FINRA is the Financial Industry Regulatory Authority, a self-regulatory organization charged with regulating the securities industry. It is the successor to the National Association of Securities Dealers, Inc. (NASD). All firms dealing in securities that are not regulated by another self-regulatory organization are required to be member firms of FINRA.
FINRA’s key functions are three-fold. First, it educates investors, offering various tools to aid investors in making informed choices about the products they purchase and with whom they invest. One important tool is BrokerCheck, an online database that allows investors to search the employment history and disciplinary history of their brokers.
FINRA’s second main function is to regulate the industry by establishing rules for its members and then disciplining members when those rules are violated. According to FINRA’s website, for instance, FINRA brought 1,397 disciplinary actions against registered brokers and firms, levied $134 million in fines, and ordered the restitution of $32.3 million to harmed investors in 2014.
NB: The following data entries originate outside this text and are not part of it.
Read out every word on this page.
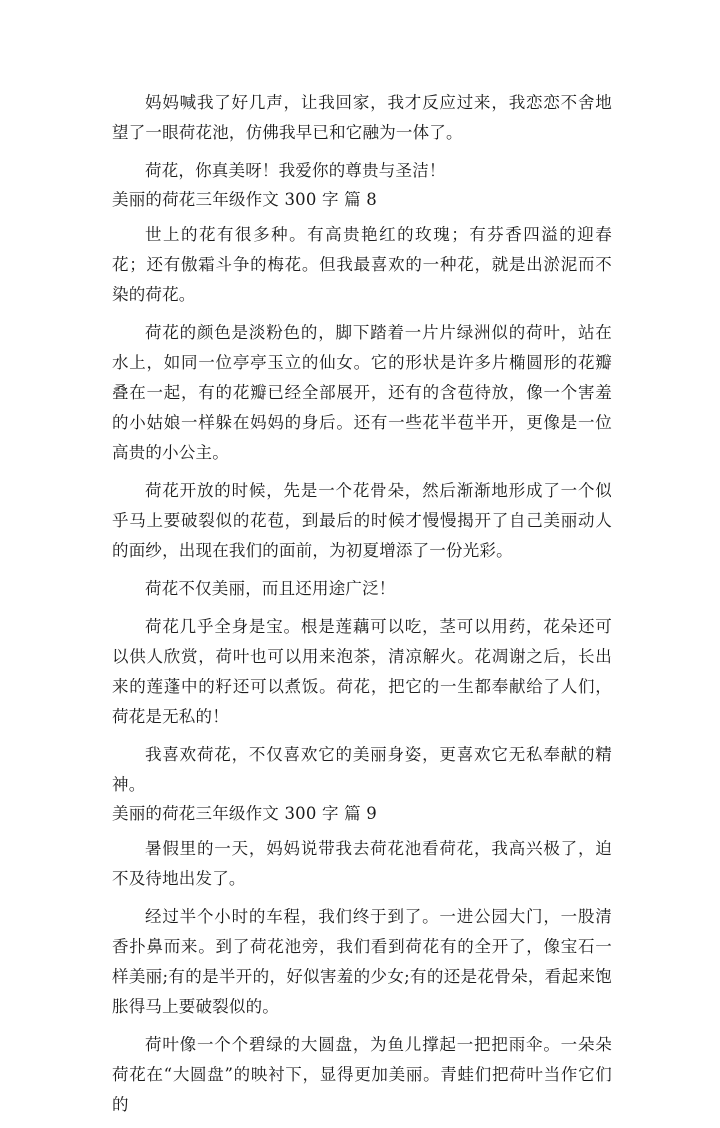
妈妈喊我了好几声，让我回家，我才反应过来，我恋恋不舍地望了一眼荷花池，仿佛我早已和它融为一体了。

荷花，你真美呀！我爱你的尊贵与圣洁！

美丽的荷花三年级作文 300 字 篇 8

世上的花有很多种。有高贵艳红的玫瑰；有芬香四溢的迎春花；还有傲霜斗争的梅花。但我最喜欢的一种花，就是出淤泥而不染的荷花。

荷花的颜色是淡粉色的，脚下踏着一片片绿洲似的荷叶，站在水上，如同一位亭亭玉立的仙女。它的形状是许多片椭圆形的花瓣叠在一起，有的花瓣已经全部展开，还有的含苞待放，像一个害羞的小姑娘一样躲在妈妈的身后。还有一些花半苞半开，更像是一位高贵的小公主。

荷花开放的时候，先是一个花骨朵，然后渐渐地形成了一个似乎马上要破裂似的花苞，到最后的时候才慢慢揭开了自己美丽动人的面纱，出现在我们的面前，为初夏增添了一份光彩。

荷花不仅美丽，而且还用途广泛！

荷花几乎全身是宝。根是莲藕可以吃，茎可以用药，花朵还可以供人欣赏，荷叶也可以用来泡茶，清凉解火。花凋谢之后，长出来的莲蓬中的籽还可以煮饭。荷花，把它的一生都奉献给了人们，荷花是无私的！

我喜欢荷花，不仅喜欢它的美丽身姿，更喜欢它无私奉献的精神。

美丽的荷花三年级作文 300 字 篇 9

暑假里的一天，妈妈说带我去荷花池看荷花，我高兴极了，迫不及待地出发了。

经过半个小时的车程，我们终于到了。一进公园大门，一股清香扑鼻而来。到了荷花池旁，我们看到荷花有的全开了，像宝石一样美丽;有的是半开的，好似害羞的少女;有的还是花骨朵，看起来饱胀得马上要破裂似的。

荷叶像一个个碧绿的大圆盘，为鱼儿撑起一把把雨伞。一朵朵荷花在“大圆盘”的映衬下，显得更加美丽。青蛙们把荷叶当作它们的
Finally, FINRA administers arbitration proceedings between investors and their brokers or financial advisors. Most new account forms (or contracts) with brokerage firms contain a provision known as a “Pre-Dispute Arbitration Clause” requiring investors to pursue any claim or dispute against the firm or the broker working for the firm in FINRA arbitration rather than in court. Even if your contract does not contain this clause, customers have the right to force the firm or broker into FINRA arbitration.